The induction heating is also currently used for electronic heaters employing a rectifier, filter and an inverter in sequence. When an alternating field is applied to the non-conducting material, heat is generated. This heat generated is due to the dielectric loss and this process is called as the dielectric heating. The amount of heat depends on the dielectric strength of the job. This dielectric heating method is used in plastic, wood, textile, rubber, food and chemical industries and etc.

(8) Static on load tap changing gear. To reduce the voltage variation obtained from the load variation, a tap changing gear transformer is required. Changing the tap setting actually means changing the turn ratio of the transformer in order to vary the voltage. It requires the making and braking of the electrical contacts, which is usually done manually. However, there may be loads where load disconnection is not acceptable, where an on-load tap changer is required for such purpose. The making and braking of electrical contacts may cause sparking and pitting or erosion of electrical contacts. Also, it may contaminate the oil of the transformer. Moreover, on-load tap changers have high-cost, high-maintenance requirements, slow responses, and voltage fluctuation problems.  These problems can be overcome with the aid of a voltage controller that has two anti-parallel controlled switches. It reduces the transient voltage dips and continuous control of voltage is obtained.

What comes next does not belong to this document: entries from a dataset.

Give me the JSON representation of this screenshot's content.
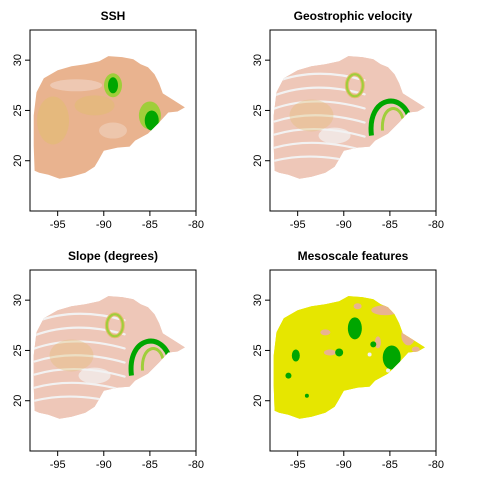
{
  "chart_data": [
    {
      "type": "heatmap",
      "title": "SSH",
      "xlim": [
        -98,
        -80
      ],
      "ylim": [
        15,
        33
      ],
      "x_ticks": [
        -95,
        -90,
        -85,
        -80
      ],
      "y_ticks": [
        20,
        25,
        30
      ],
      "xlabel": "",
      "ylabel": "",
      "palette": [
        "#e9b38f",
        "#e2bd6f",
        "#9fce3a",
        "#00a600"
      ]
    },
    {
      "type": "heatmap",
      "title": "Geostrophic velocity",
      "xlim": [
        -98,
        -80
      ],
      "ylim": [
        15,
        33
      ],
      "x_ticks": [
        -95,
        -90,
        -85,
        -80
      ],
      "y_ticks": [
        20,
        25,
        30
      ],
      "xlabel": "",
      "ylabel": "",
      "palette": [
        "#f2f2f2",
        "#eec7b8",
        "#e2bd6f",
        "#00a600"
      ]
    },
    {
      "type": "heatmap",
      "title": "Slope (degrees)",
      "xlim": [
        -98,
        -80
      ],
      "ylim": [
        15,
        33
      ],
      "x_ticks": [
        -95,
        -90,
        -85,
        -80
      ],
      "y_ticks": [
        20,
        25,
        30
      ],
      "xlabel": "",
      "ylabel": "",
      "palette": [
        "#f2f2f2",
        "#eec7b8",
        "#e2bd6f",
        "#00a600"
      ]
    },
    {
      "type": "heatmap",
      "title": "Mesoscale features",
      "xlim": [
        -98,
        -80
      ],
      "ylim": [
        15,
        33
      ],
      "x_ticks": [
        -95,
        -90,
        -85,
        -80
      ],
      "y_ticks": [
        20,
        25,
        30
      ],
      "xlabel": "",
      "ylabel": "",
      "palette": [
        "#e6e600",
        "#e9b38f",
        "#00a600",
        "#f2f2f2"
      ]
    }
  ]
}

(9) Static VAR compensators. These are power electronics devices which supply and compensate the lagging reactive power consumed by  the inductive loads. They help in maintaining the constant supply voltage with power factor improvement. There are various power electronics equipments such as thyristor-switched capacitors (TSC), thyristor-controlled reactors (TCR), STATCOM, UPSC, UPFC and etc.

(10) Uninterrupted power supply (UPS): A simple UPS consists of a rectifier, an inverter, and a battery. The battery provides the supply to the inverter whenever there is no supply power from the conventional source. However, if any UPS component fails, it stops working. It is actually not very reliable. A more reliable system can be obtained by using more components in parallel. In the case of parallel configuration, if there is any fault in any of the inverters, that part can be isolated with the help of solid-state interrupter. UPS must also minimize voltage transients on the bus and supply the power to the critical load during the long power outage.

(11) HVDC transmission. Generation of high-voltage DC is limited due to the conditions/limitations of DC generators. Thus, it is converted into DC at the sending end and then transmitted. At the receiving end, it is converted back into an AC with the help of an inverter. Monopolar and bipolar schemes are employed for the HVDC. Since the series reactance in the case of HVDC system is nil, there is no stability problem. Hence, higher operating voltage of HVDC is possible.

(12) Static switches. These are switches that have no moving parts. Thyristors are used as static switches for high-power applications while power transistors are used for low-power applications. Static switches have very high switching speed and long operational life. Since they have no moving components, maintenance is almost not required.

Static switches have two types depending upon the supply i.e. AC static switch and DC static switch. These switches act as relays for AC and DC circuits. If the input is AC, then AC static switches are used; and when the input is DC, the DC static switches are used. The switching speed of AC switches depends upon the supply frequency while the switching speed of DC switches depends upon the commutation circuitry used.

(13) Static Circuit Breakers. These are semiconductor devices which provide a rapid and reliable interruption of a continuous current. There are two types of static circuit breakers, the AC and the DC circuit breaker.